4. Reporting on Your Work for the Government
If you work for the government, blogging about what’s happening at the office is protected speech under the First Amendment. It’s also in the public interest to know what’s happening in your workplace, because citizens are paying you with their tax dollars. Obviously, do not post classified or confidential information.
5. Legal Off-Duty Activities
Some states have laws that may protect an employee or applicant’s legal off-duty blogging, especially if the employer has no policy or an unreasonably restrictive policy with regard to off-duty speech activities. For example, California has a law protecting employees from “demotion, suspension, or discharge from employment for lawful conduct occurring during nonworking hours away from the employer’s premises.” These laws have not been tested in a blogging context.
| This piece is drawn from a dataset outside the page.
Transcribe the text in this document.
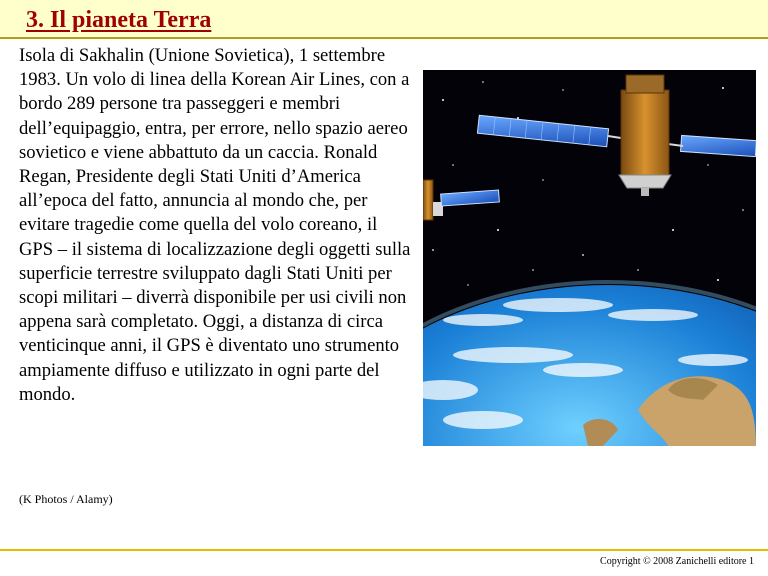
3. Il pianeta Terra

Isola di Sakhalin (Unione Sovietica), 1 settembre 1983. Un volo di linea della Korean Air Lines, con a bordo 289 persone tra passeggeri e membri dell’equipaggio, entra, per errore, nello spazio aereo sovietico e viene abbattuto da un caccia. Ronald Regan, Presidente degli Stati Uniti d’America all’epoca del fatto, annuncia al mondo che, per evitare tragedie come quella del volo coreano, il GPS – il sistema di localizzazione degli oggetti sulla superficie terrestre sviluppato dagli Stati Uniti per scopi militari – diverrà disponibile per usi civili non appena sarà completato. Oggi, a distanza di circa venticinque anni, il GPS è diventato uno strumento ampiamente diffuso e utilizzato in ogni parte del mondo.

(K Photos / Alamy)
Copyright © 2008 Zanichelli editore 1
If you are terminated for blogging while off-duty, you should contact an employment attorney to see what rights you may have.
As these incidents and lawsuits continue to rise, there is no doubt that the issue will soon be addressed by members of Congress. That is, if they are not tied up with Jessica Cutler.
As for the recent South Florida cases, Date, who has already published numerous books, including the apocalyptic “Jeb: America’s Next Bush” will probably never look back and continue to unleash his literary creativity without the constraints of the corporate media chains.
But Lechuga may not be so lucky.
The Realtor who ran the blog, Miami Condo Investments, is facing a $25 million defamation lawsuit after blogging that developer Tibor Hollo went bankrupt in the 1980s, and for predicting that at least half of the buyers who purchased units at Hollo’s Opera Tower project would default within six months. Hollo also sued Lechuga’s former employer, Esslinger-Wooten-Maxwell of Coral Gables.
On Nov. 25th, Lechuga wrote the following on his blog about Opera Tower:
“‘My opinion is that this development is doomed.”
And on Jan. 10th, he wrote:
“This developer went bankrupt in the 1980′s and I think we’ll see a repeat performance within the next 6 months. What do I know, though? I’m no real estate oracle.’”
Hollo claims he never went bankrupt, even though he lost several properties during the early 1990s.
Robert Jarvis, a constitutional law and ethics professor at Nova Southeastern University, who isn’t involved in the case, told the Herald that he doubts Lechuga will be held liable for defaming Hollo.
”Courts understand [blogs] are written in unedited, unvetted fashion,” Jarvis said. “There’s a lot of hyperbole. That’s why it’s so difficult to win defamation lawsuits.”
Meanwhile, Lechuga gave his side of the story on his blog.
The reason why I wrote the post is because I was receiving a lot of phone calls from contract holders of the development telling me that they had no intention on closing on their condos. In my opinion, a blog is a vehicle to share opinions, thoughts and concerns. I was merely sharing these concerns with potential buyers and contract holders. About three weeks ago, a local newspaper disclosed a story about a class-action lawsuit against the developer filed by contract holders wanting to get out. This topic was an area of concern, and one that I felt needed to be addressed to my readers.
Perhaps Lechuga should hook up with Simonetti, who has become an advocate for employees fired for their blogging. Incidentally, she happens to be working in real estate these days.
Meanwhile, I will see what I can do to persuade Culter and Simonetti to come down to Miami for a photo shoot of them together, which I don’t believe has been done yet.